Re-generating the Image with the Solution

Finally, its time to regenerate the image with Q placed on the cells

solved_board = solve_n_queens(board)

if len(color_map) != grid_size:
    print("Too many colors detected! Aborting")

# recreating grid
output_image = np.ones((h,w,3), dtype="uint8")

border_size = 1
letter_height = 10

for i in range(grid_size):
    for j in range(grid_size):
        cell_x = j * cell_width
        cell_y = i * cell_height
        color_pick = reverse_color_map.get(board[i][j])
        color = (int(color_pick[0]), int(color_pick[1]), int(color_pick[2]))

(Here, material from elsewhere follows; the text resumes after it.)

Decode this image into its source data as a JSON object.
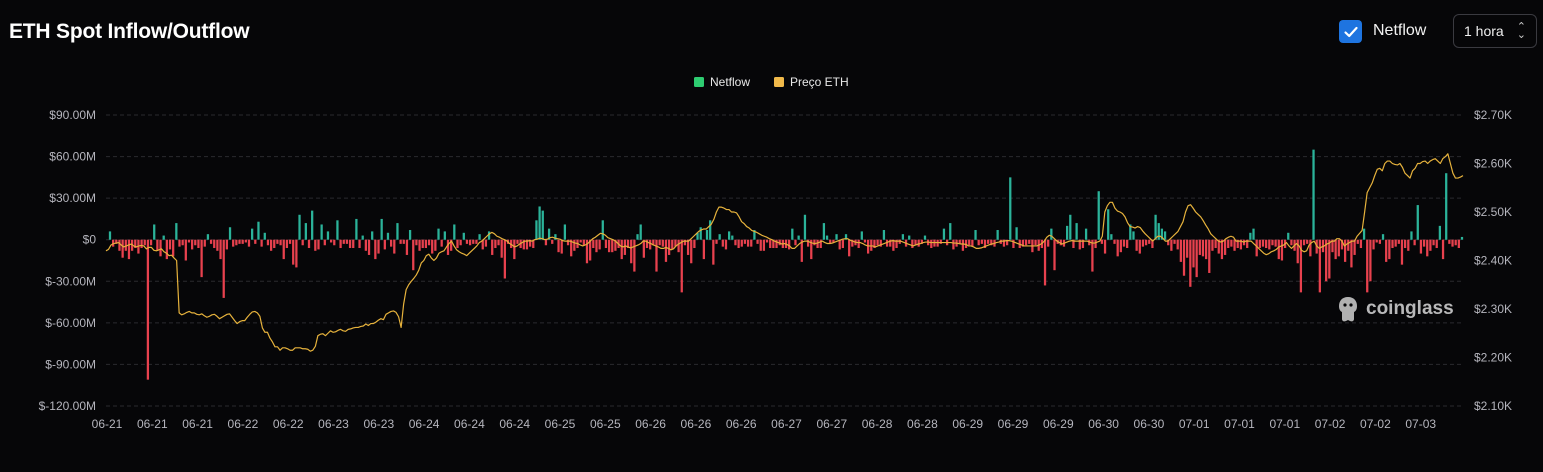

        output_image = cv.rectangle(output_image, (cell_x + border_size, cell_y + border_size), (cell_x + cell_width - border_size, cell_y + cell_height - border_size), color, thickness=-1)
        output_image = cv.line(output_image, (cell_x, cell_y), (cell_x + cell_width, cell_y ), (0,0,0), thickness=1)
        if solved_board[i][j] == "Q":
            output_image = cv.putText(output_image, "Q", (cell_x + cell_width // 2 - letter_height, cell_y + cell_height // 2 + letter_height), cv.FONT_HERSHEY_COMPLEX, 1, (0,0,0), lineType=cv.LINE_AA, thickness=2)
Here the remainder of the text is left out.